Reklama

Wielkimi krokami zbliża się premiera wyczekiwanego filmu z uniwersum „Gwiezdnych Wojen”. Ostatnią premierą kinową pod tym szyldem była produkcja „Gwiezdne Wojny: Ostatni Jedi” z 2017 roku, która nie spotkała się z ciepłym przyjęciem wśród fanów. Tym razem Disney postawił na sprawdzony format i na wielkim ekranie pokaże finał docenianego przez widzów serialu „Mandalorian”. Czy to wystarczy, by publiczność na nowo zakochała się w opowieściach z odległej galaktyki?

Reklama

Oficjlany zwiastun „Mandalorian & Grogu”

W sieci pojawił się zwiastun filmu „Madalorian & Grogu” będącego kontynuacją serialu „Mandalorian”. Dotychczas z tej serii ukazały się 3 sezony, które można oglądać na platformie Disney+. Premiera kinowa najnowszej produkcji studia Lucasfilm planowana jest na maj przyszłego roku. Główną rolę zagra Pedro Pascal wcielający się w tytułowego Mandalorianina.

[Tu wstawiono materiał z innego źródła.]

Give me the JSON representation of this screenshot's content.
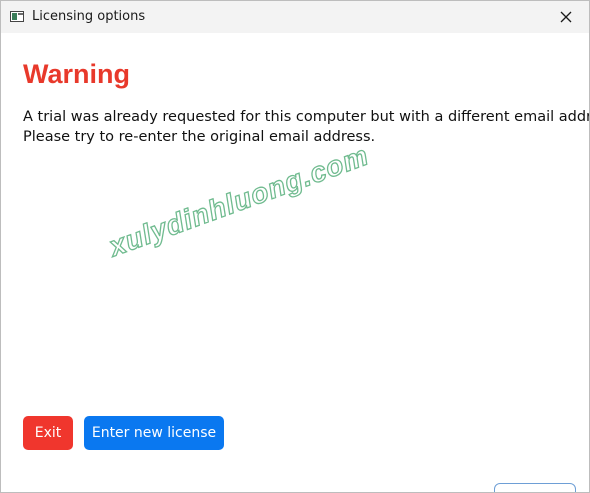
{
  "window": {
    "title": "Licensing options"
  },
  "content": {
    "heading": "Warning",
    "message_line1": "A trial was already requested for this computer but with a different email address.",
    "message_line2": "Please try to re-enter the original email address."
  },
  "watermark": {
    "text": "xulydinhluong.com"
  },
  "buttons": {
    "exit_label": "Exit",
    "new_license_label": "Enter new license"
  },
  "colors": {
    "heading": "#e8392b",
    "exit_button": "#f0362d",
    "license_button": "#0a78f0",
    "watermark_outline": "#69b88a"
  },
  "icons": {
    "app": "app-window-icon",
    "close": "close-icon"
  }
}
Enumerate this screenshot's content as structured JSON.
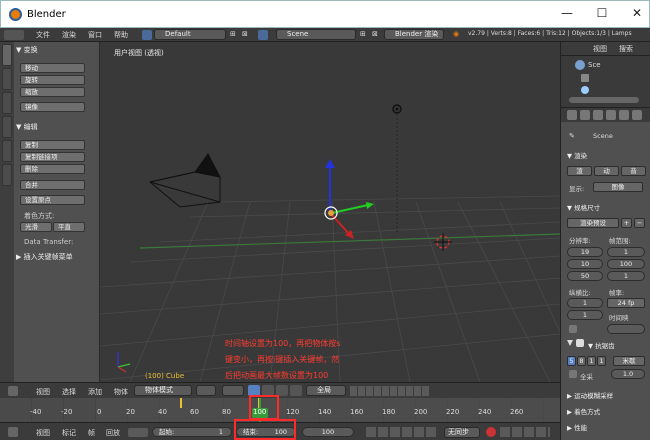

Na ekranie zobaczymy też Sigourney Weaver, która od czasu roli Ellen Ripley w kultowej serii „Obcy” uchodzi za ikonę kina science fiction. W obsadzie znalazł się także Jeremy Allen White, gwiazda serialu „The Bear” oraz debiutującej wkrótce w kinach biografii Bruce'a Springsteena. Aktor użyczył swojego głosu postaci Rotty Hutta, syna legendarnego Jabby znanego z wcześniejszych odsłon serii „Gwiezdnych Wojen”.

Za kamerą „Mandalorian & Grogu” stanął Jon Favreau, nie tylko doświadczony reżyser, ale też wieloletni fan uniwersum „Gwiezdnych Wojen”, który wielokrotnie zajmował się projektami z tej serii. Muzykę napisze Ludwig Göransson, który stworzył znakomitą ścieżkę dźwiękową do serialowego „The Mandalorian”, ale współpracował też z Christopherem Nolanem i napisał pamiętny soundtrack do Oppenheimera.

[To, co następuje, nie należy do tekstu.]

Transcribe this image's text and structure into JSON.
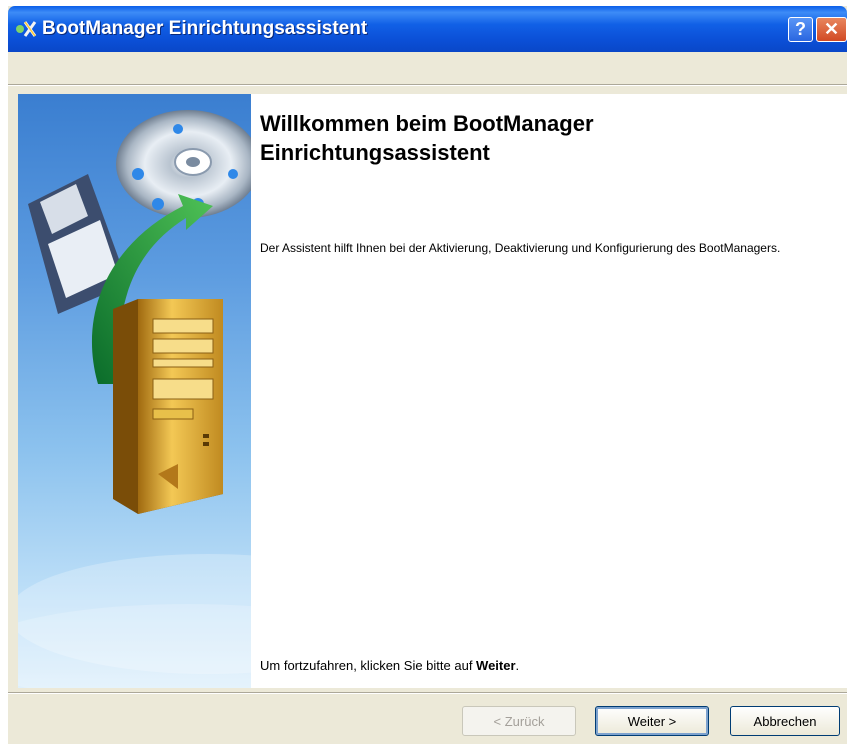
{
  "window": {
    "title": "BootManager Einrichtungsassistent",
    "help_label": "?",
    "close_label": "✕",
    "accent": "#0a5fe9"
  },
  "welcome": {
    "heading_line1": "Willkommen beim BootManager",
    "heading_line2": "Einrichtungsassistent",
    "description": "Der Assistent hilft Ihnen bei der Aktivierung, Deaktivierung und Konfigurierung des BootManagers.",
    "continue_prefix": "Um fortzufahren, klicken Sie bitte auf ",
    "continue_keyword": "Weiter",
    "continue_suffix": "."
  },
  "buttons": {
    "back": "< Zurück",
    "next": "Weiter >",
    "cancel": "Abbrechen"
  },
  "icons": [
    "wizard-app-icon",
    "help-icon",
    "close-icon",
    "floppy-disk-icon",
    "cd-disc-icon",
    "transfer-arrow-icon",
    "computer-tower-icon"
  ]
}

Czy nowy film odczaruje „Gwiezdne Wojny” Disneya?

Kiedy w 2012 r. Disney wykupił należące do George'a Lucasa studio Lucasfilm, a tym samym przejął kontrolę nad rozwojem produkcji z serii „Gwiezdnych Wojen”, cały świat na chwilę wstrzymał oddech. Ta szokująca decyzja podzieliła fanów. Głośna kontynuacja oryginalnej serii filmów, czyli tzw. trylogia sequeli, spotkała się z mieszanymi reakcjami ze strony miłośników twórczości Lucasa. Disney postawił więc na seriale, ale i tu sama marka „Star Wars” nie gwarantuje sukcesu.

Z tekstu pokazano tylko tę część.